Two weeks into retirement he began to look a bit shaggy.  Reminding him he should get a haircut, he said, “You can cut it for me.  Styles have changed and you do a good job.”  It had been a long time since there  was anyone living at home who needed a haircut.  “I haven’t cut hair in years,” I reminded him.  “It’s like riding a bicycle,” he countered, “just begin and you’ll know what to do.”  “But I don’t want to cut your hair,” I argued.  “We don’t have to economize anymore.”  The two of us continued to banter back and forth weighing the pros and cons of me, the barber or Super Cuts taking on the duty of cutting Ken’s hair.  I lost.  He talked me into giving him a bi-weekly “trim” with the assurance that he would continue to look his handsome, neat and tidy self.
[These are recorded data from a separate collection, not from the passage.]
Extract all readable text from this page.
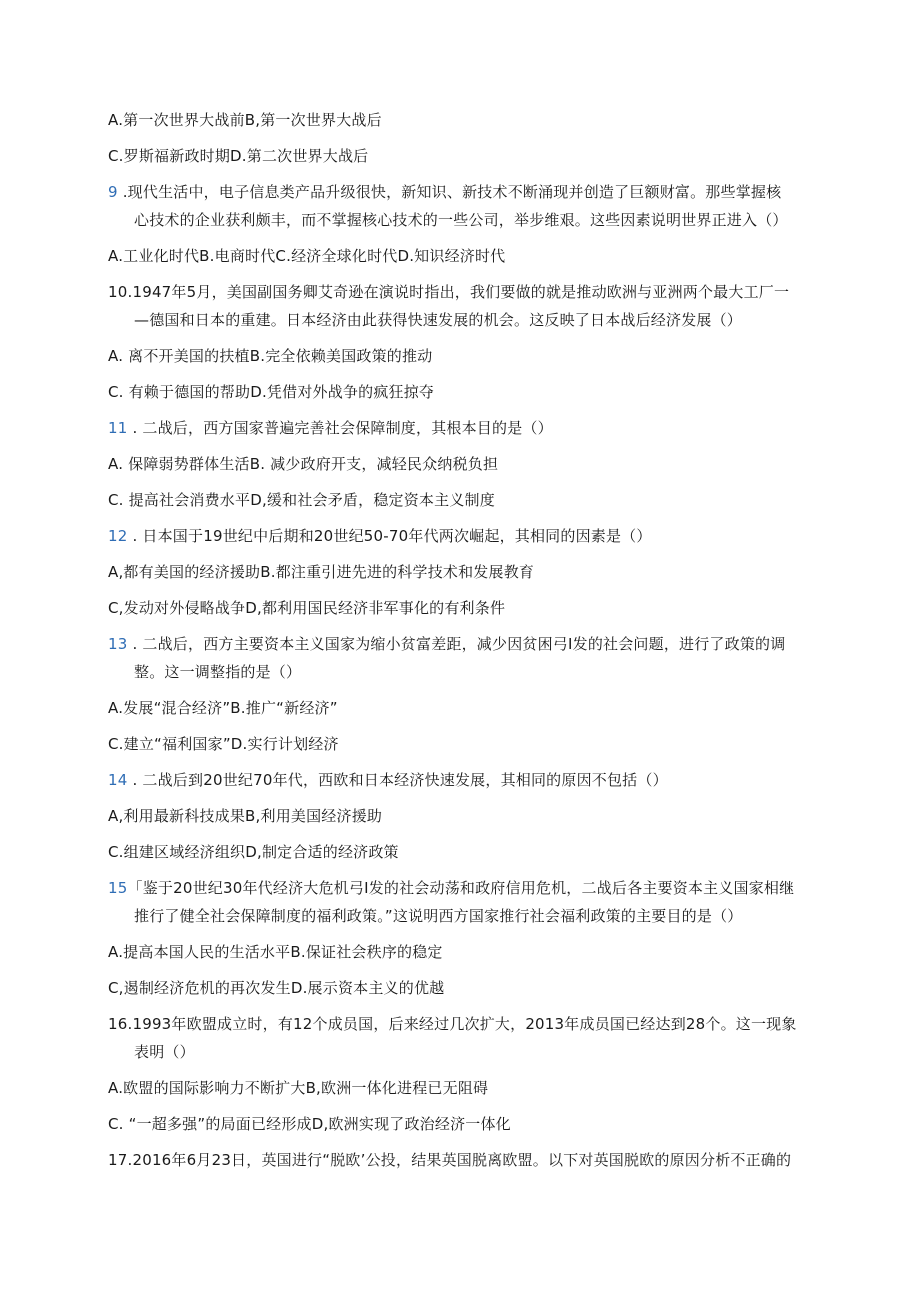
A.第一次世界大战前B,第一次世界大战后
C.罗斯福新政时期D.第二次世界大战后
9 .现代生活中，电子信息类产品升级很快，新知识、新技术不断涌现并创造了巨额财富。那些掌握核
心技术的企业获利颇丰，而不掌握核心技术的一些公司，举步维艰。这些因素说明世界正进入（）
A.工业化时代B.电商时代C.经济全球化时代D.知识经济时代
10.1947年5月，美国副国务卿艾奇逊在演说时指出，我们要做的就是推动欧洲与亚洲两个最大工厂一
—德国和日本的重建。日本经济由此获得快速发展的机会。这反映了日本战后经济发展（）
A. 离不开美国的扶植B.完全依赖美国政策的推动
C. 有赖于德国的帮助D.凭借对外战争的疯狂掠夺
11 . 二战后，西方国家普遍完善社会保障制度，其根本目的是（）
A. 保障弱势群体生活B. 减少政府开支，减轻民众纳税负担
C. 提高社会消费水平D,缓和社会矛盾，稳定资本主义制度
12 . 日本国于19世纪中后期和20世纪50-70年代两次崛起，其相同的因素是（）
A,都有美国的经济援助B.都注重引进先进的科学技术和发展教育
C,发动对外侵略战争D,都利用国民经济非军事化的有利条件
13 . 二战后，西方主要资本主义国家为缩小贫富差距，减少因贫困弓I发的社会问题，进行了政策的调
整。这一调整指的是（）
A.发展“混合经济”B.推广“新经济”
C.建立“福利国家”D.实行计划经济
14 . 二战后到20世纪70年代，西欧和日本经济快速发展，其相同的原因不包括（）
A,利用最新科技成果B,利用美国经济援助
C.组建区域经济组织D,制定合适的经济政策
15「鉴于20世纪30年代经济大危机弓I发的社会动荡和政府信用危机，二战后各主要资本主义国家相继
推行了健全社会保障制度的福利政策。”这说明西方国家推行社会福利政策的主要目的是（）
A.提高本国人民的生活水平B.保证社会秩序的稳定
C,遏制经济危机的再次发生D.展示资本主义的优越
16.1993年欧盟成立时，有12个成员国，后来经过几次扩大，2013年成员国已经达到28个。这一现象
表明（）
A.欧盟的国际影响力不断扩大B,欧洲一体化进程已无阻碍
C. “一超多强”的局面已经形成D,欧洲实现了政治经济一体化
17.2016年6月23日，英国进行“脱欧’公投，结果英国脱离欧盟。以下对英国脱欧的原因分析不正确的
I’ve been doing it ever since.

With all of the battles of AD, there are some days when he begins to take on that shaggy-dog look once again.  “How about letting me cut your hair today?” I ask.  “No way.  You’re not touching my hair.”  His voice is firm as he runs a hand over what remains of his white hair, smoothing what is already smooth. “I cut it all the time,” I answer in an effort to gently persuade him.  “No!” he states again.  So we go on to something else and save the haircut idea for another time.

I find it interesting how easily Ben and Crizaldo (our new relief caregiver) are able to shave his face.  As soon as one of them says, “We’re going to have a shave this morning,” while patting shaving cream over his cheeks and chin, Ken sits very still.  I notice he even stretches his mouth properly for the razor to get into the difficult places on his face.  I suppose shaving is another one of those “man” things coming automatically.  After all, he has done it just about every day of his whiskered life, so shaving doesn’t have to be reintroduced every time like getting his hair cut.

“Try again after he eats,” suggests Ben.  “He’ll be in a better mood.”  I have to agree with Ben, Ken is more likely to cooperate in the morning after he gets cleaned up and eats his breakfast.  Eventually, he is cooperative and agrees to allow me to cut his hair.  Putting the barber’s cape around his neck I know I have to work quickly and keep up a chatter so he doesn’t get bored and change his mind.  So far we’ve made it all the way through which includes an eyebrow trim.  Sometimes he even says “Thank you.”

I would hate for him to look unkempt and neglected.  Being afflicted with AD is no excuse to look like some of those old and awful photos of Howard Hughes at the end of his troubled life.  Ken is still my husband and the man I care about and love.  Still handsome, I want him to look his best for me, our friends and family, and for himself.  If it takes me cutting his hair I can do that and it’s okay if in my haste I make a mistake. I doubt the guys from work will be inspecting.